Lake Michigan: lake-effect snow band, and lake ice
A comparison of GOES-12 and GOES-13 visible images (above) showed a long lake-effect cloud band that was oriented generally north-to-south across Lake Michigan on 20 January 2009. Convergence of surface winds was helping to sustain the cloud band over the lake, which was producing localized areas of heavy snowfall where it moved onshore in Illinois (5.0 inches reported in Chicago and Burnham) and Indiana (8.0 inches reported at Whiting). One thing that becomes immediately obvious in the above image comparison is the improved navigation on the new GOES-13 satellite: there is much less image-to-image wobble compared to GOES-12. As a result of this improved navigation, one is able to get a better sense of the actual drift of the ice that is floating in parts of the lake — ice along the eastern portion of the lake was drifting slowly westward away from the Michigan shore, while ice in the northwestern part of the lake was drifting slowly southward.
AWIPS images of the GOES-12 visible, 3.9 µm shortwave IR, 10.7 µm IR window, and Sounder Cloud Top Height product (below) suggested that the lake-effect cloud band was likely composed primarily of supercooled water droplets at 17:00 UTC — there was a strong signal of solar reflection on the shortwave IR image (darker gray enhancement), and IR window cloud top brightness temperature values were only as cold as -17 to -20º C (cyan color enhancement). The GOES-12 sounder Cloud Top Height values were generally in the 10,000-12,000 foot range (green color enhancement). Note that there were only a few GOES-12 satellite-derived wind vectors associated with the cloud band; the number and accuracy of these atmospheric motion vectors would no doubt be improved using the better navigation of the GOES-13 visible imagery.
AWIPS images of the MODIS visible, 3.7 µm shortwave IR, 11.0 µm IR window, and Cloud Phase product (below) were similar to the GOES-12 images shown above — a strong “solar reflection signal” on the shortwave IR image (darker gray enhancement), with IR window cloud top brightness temperature values in the -17 to -20º C range (cyan color enhancement) — and the MODIS Cloud Phase product indicated that most of the cloud band was of the “Mixed Phase” or “Uncertain” category (gray colors).

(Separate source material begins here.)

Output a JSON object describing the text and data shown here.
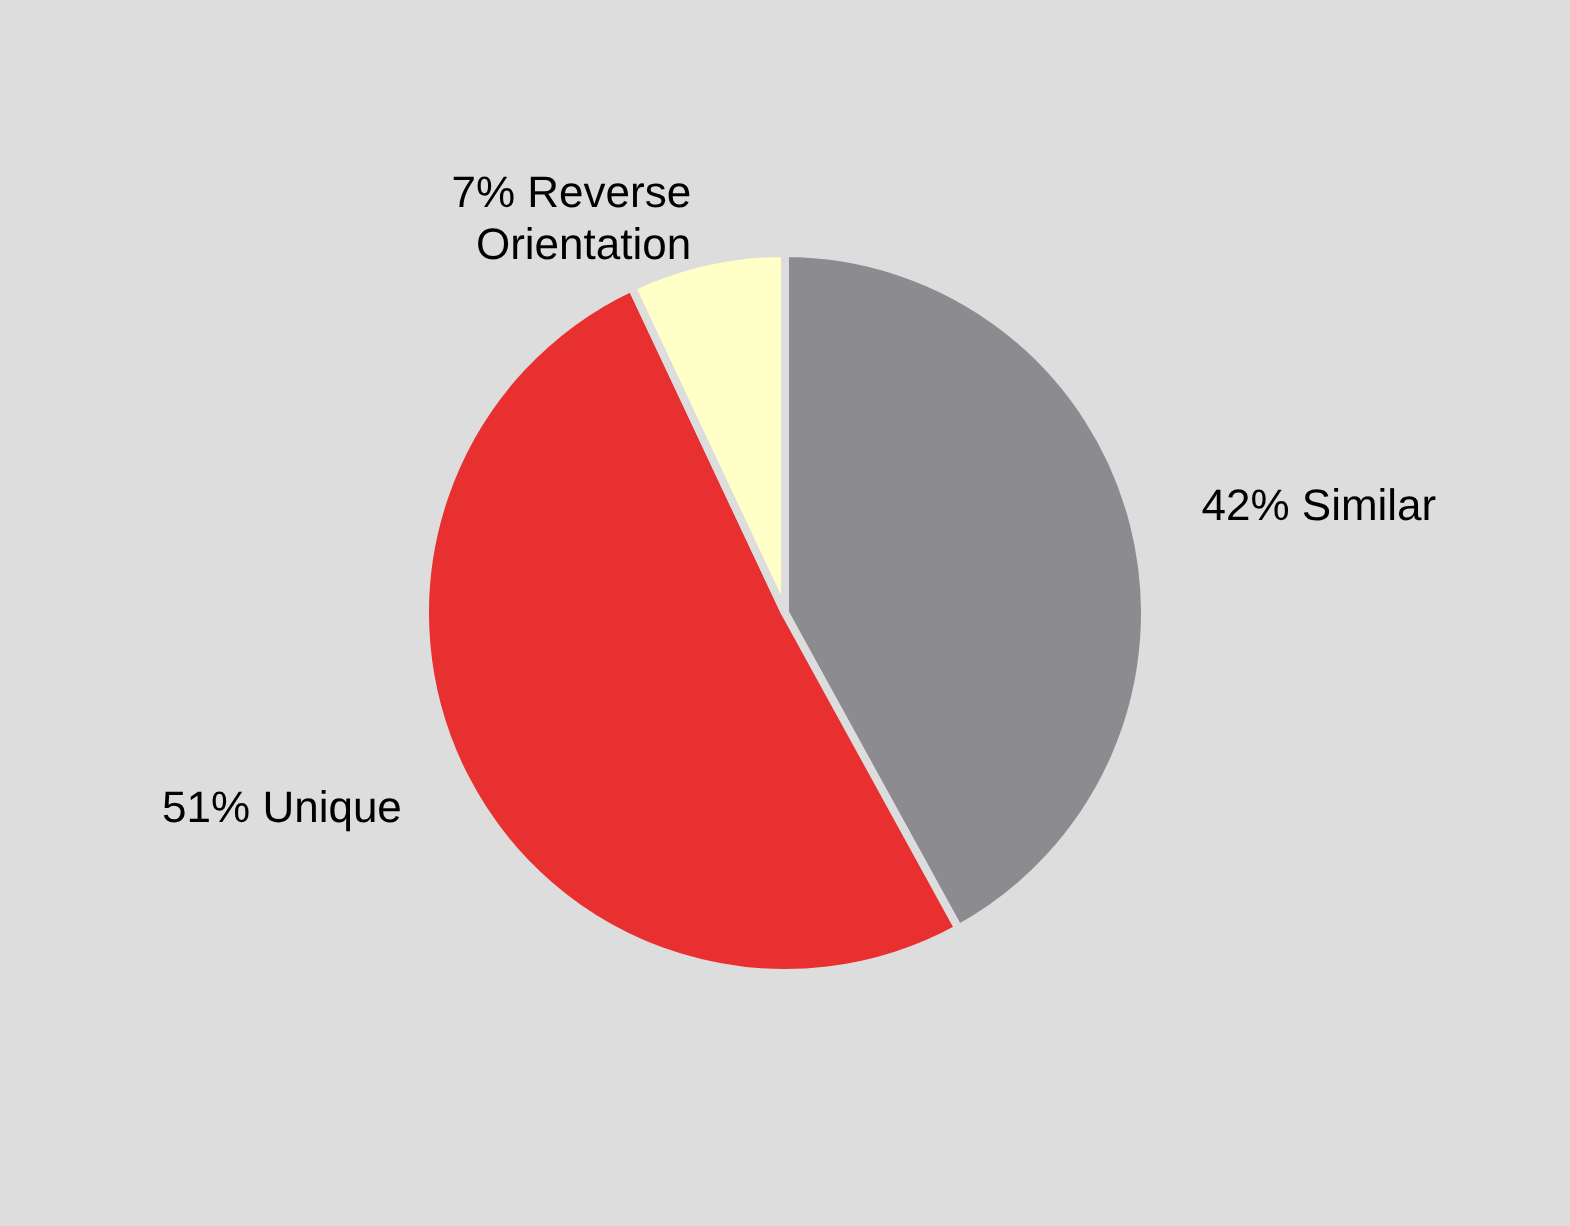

It is interesting to view a series of 250-meter resolution MODIS true color images (below), using the CIMSS MODIS True Color Imagery Viewer on AWIPS (available to NWS forecast offices in Wisconsin that have installed the CIMSS MODIS imagery scripts) — the ice increased in areal coverage on 15-16 January (when inland surface temperatures were as cold as -35º F or -37º C over southern Wisconsin), but then decreased somewhat on 18 January as temperatures slowly moderated.